Why we don't build chatbots: the two multi-agent paradigms we rejected

Most AI systems are built in one of two shapes — and both break at scale. This is the story of what we chose instead.

When we say “we don’t build chatbots,” we don’t mean conversation is worthless. We mean conversation is not an architecture. A chat window is just a front door; what happens behind that door decides whether your system stands or collapses in the real world.

In the course of building agentic systems, we kept arriving at two common paradigms that looked appealing at first and that we rejected in practice. It’s worth explaining why — because that “why” is exactly what separates an impressive demo from a system you can rely on.

Paradigm one: agents that chat with each other

The first paradigm is tempting: build several agents, put them in a chat room, and let them talk until they reach an answer. One plays the planner, one the critic, one the executor, passing the work back and forth in a free-form conversation.

It looks beautiful in demos. But at scale it has a structural problem. When coordination emerges from a free-form conversation, no one is really accountable. Errors accumulate down the chain; a small misreading at the start of the thread grows by the end. And because the boundaries of responsibility are blurry, when something breaks, figuring out where it broke is nearly impossible. A system whose failures can’t be traced is not a system you can trust.

Agent-to-agent chatter doesn’t hide the cost of coordination; it just makes it invisible. And an invisible cost is the most dangerous kind.

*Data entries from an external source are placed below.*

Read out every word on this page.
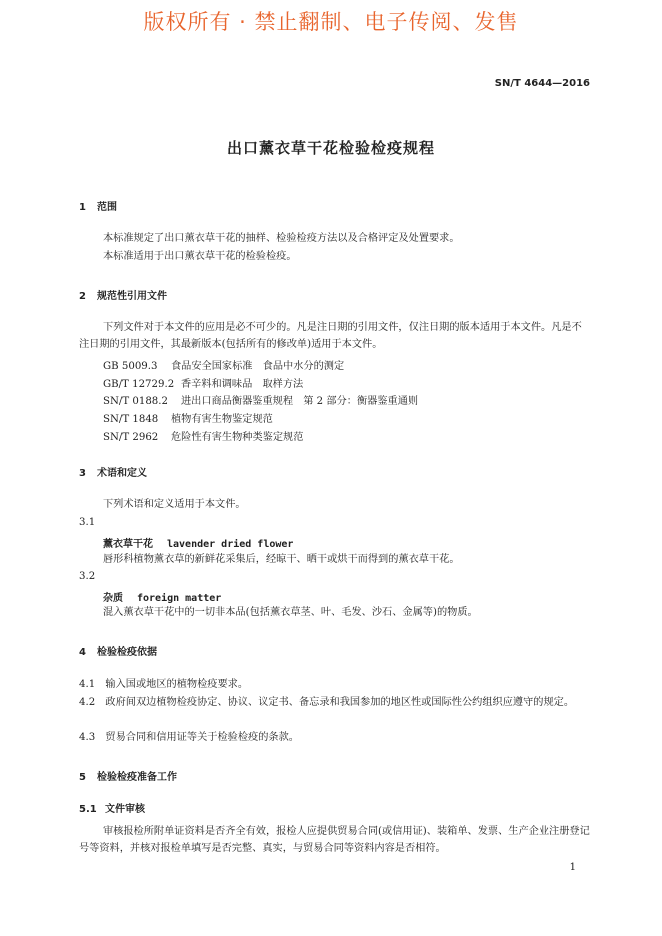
版权所有 · 禁止翻制、电子传阅、发售
SN/T 4644—2016
出口薰衣草干花检验检疫规程
1 范围
本标准规定了出口薰衣草干花的抽样、检验检疫方法以及合格评定及处置要求。
本标准适用于出口薰衣草干花的检验检疫。
2 规范性引用文件
下列文件对于本文件的应用是必不可少的。凡是注日期的引用文件，仅注日期的版本适用于本文件。凡是不注日期的引用文件，其最新版本(包括所有的修改单)适用于本文件。
GB 5009.3 食品安全国家标准　食品中水分的测定
GB/T 12729.2 香辛料和调味品　取样方法
SN/T 0188.2 进出口商品衡器鉴重规程　第 2 部分：衡器鉴重通则
SN/T 1848 植物有害生物鉴定规范
SN/T 2962 危险性有害生物种类鉴定规范
3 术语和定义
下列术语和定义适用于本文件。
3.1
薰衣草干花 lavender dried flower
唇形科植物薰衣草的新鲜花采集后，经晾干、晒干或烘干而得到的薰衣草干花。
3.2
杂质 foreign matter
混入薰衣草干花中的一切非本品(包括薰衣草茎、叶、毛发、沙石、金属等)的物质。
4 检验检疫依据
4.1　输入国或地区的植物检疫要求。
4.2　政府间双边植物检疫协定、协议、议定书、备忘录和我国参加的地区性或国际性公约组织应遵守的规定。
4.3　贸易合同和信用证等关于检验检疫的条款。
5 检验检疫准备工作
5.1 文件审核
审核报检所附单证资料是否齐全有效，报检人应提供贸易合同(或信用证)、装箱单、发票、生产企业注册登记号等资料，并核对报检单填写是否完整、真实，与贸易合同等资料内容是否相符。
1
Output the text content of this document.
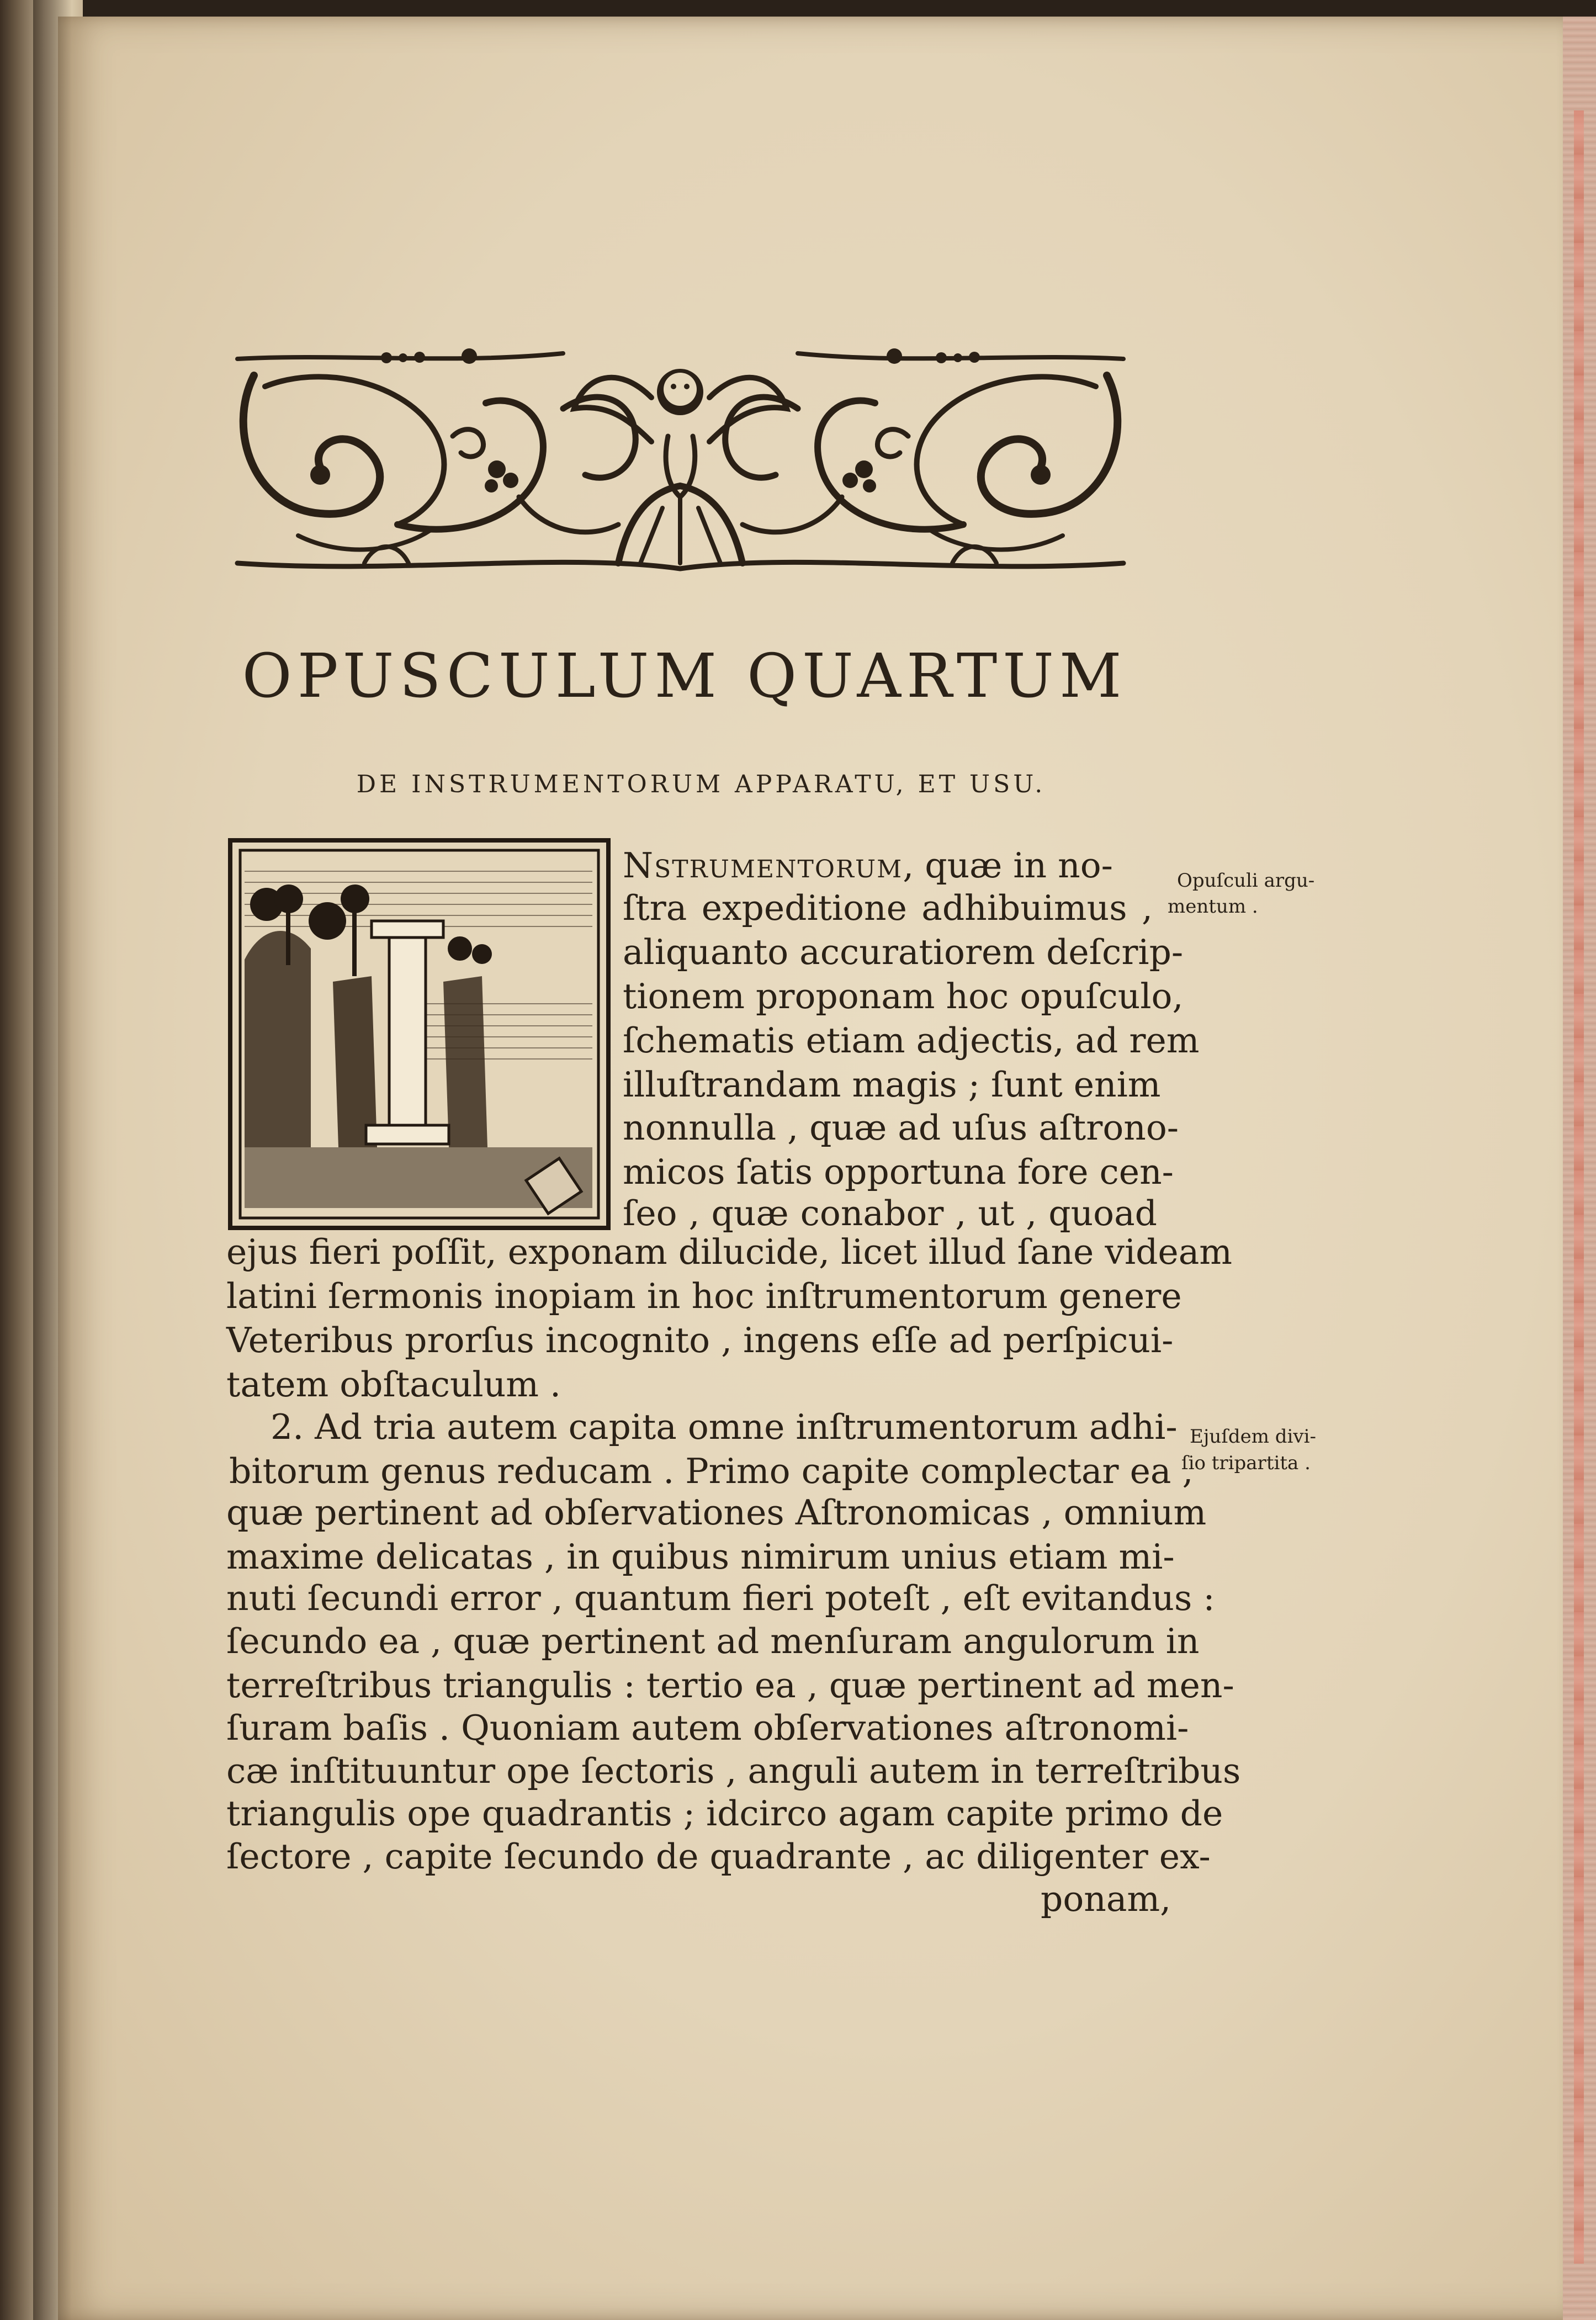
OPUSCULUM QUARTUM
DE INSTRUMENTORUM APPARATU, ET USU.
Nstrumentorum, quæ in no-
ſtra expeditione adhibuimus ,
aliquanto accuratiorem deſcrip-
tionem proponam hoc opuſculo,
ſchematis etiam adjectis, ad rem
illuſtrandam magis ; ſunt enim
nonnulla , quæ ad uſus aſtrono-
micos ſatis opportuna fore cen-
ſeo , quæ conabor , ut , quoad
ejus fieri poſſit, exponam dilucide, licet illud ſane videam
latini ſermonis inopiam in hoc inſtrumentorum genere
Veteribus prorſus incognito , ingens eſſe ad perſpicui-
tatem obſtaculum .
2. Ad tria autem capita omne inſtrumentorum adhi-
bitorum genus reducam . Primo capite complectar ea ,
quæ pertinent ad obſervationes Aſtronomicas , omnium
maxime delicatas , in quibus nimirum unius etiam mi-
nuti ſecundi error , quantum fieri poteſt , eſt evitandus :
ſecundo ea , quæ pertinent ad menſuram angulorum in
terreſtribus triangulis : tertio ea , quæ pertinent ad men-
ſuram baſis . Quoniam autem obſervationes aſtronomi-
cæ inſtituuntur ope ſectoris , anguli autem in terreſtribus
triangulis ope quadrantis ; idcirco agam capite primo de
ſectore , capite ſecundo de quadrante , ac diligenter ex-
ponam,
Opuſculi argu-
mentum .
Ejuſdem divi-
ſio tripartita .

Paradigm two: one agent and a pile of tools

The second paradigm overcorrects in the opposite direction: build one very capable agent and give it every tool it might ever need. One model, dozens of tools, and the hope that the agent will figure out when to use which.

This is simpler, but it has its own fragility. The more tools you give a single agent, the harder its decision becomes and the larger its error surface grows. An agent expected to be customer support, financial analyst, and writer all at once is not truly expert at any of them. And because everything is compressed into one mind, you can’t evaluate one part in isolation, improve one part in isolation, or constrain one part in isolation. When everything is one thing, nothing is containable.

This is the jack-of-all-trades student whose score on any exam is untrustworthy — not because they aren’t bright, but because they have no boundary.

The third path: structure, not conversation

What we arrived at is neither free-form conversation nor a do-everything mind. It is a structure: focused roles, with clear boundaries, that coordinate through defined, traceable events rather than by chatting.

In this view, each agent owns one domain of responsibility, and only that. Coordination emerges not from a lucky conversation but from a clear flow — like a good organization where everyone knows their role and work moves from one station to the next with a defined hand-off. When something breaks, you know exactly where to look. When you want to improve something, you know which role to coach. And when you want to constrain an agent, its boundary is defined up front.

The distinction is subtle but decisive. The first paradigm dissolves responsibility into conversation until it disappears. The second compresses it into a single mind until it can’t be separated. The third path keeps responsibility somewhere you can see it, measure it, and trust it.

Why this matters for you

If AI is going to do real work in your organization — not just an interesting demo — what matters is not the chat window. It’s whether, when the system is under pressure, its behavior can be traced, whether it can be improved part by part, and whether its boundaries can be guaranteed.

We don’t build chatbots because a chatbot is a surface, and we care about the structure that stands behind the surface. The right paradigm isn’t the one that shines brightest in the demo; it’s the one that is still standing on a bad day.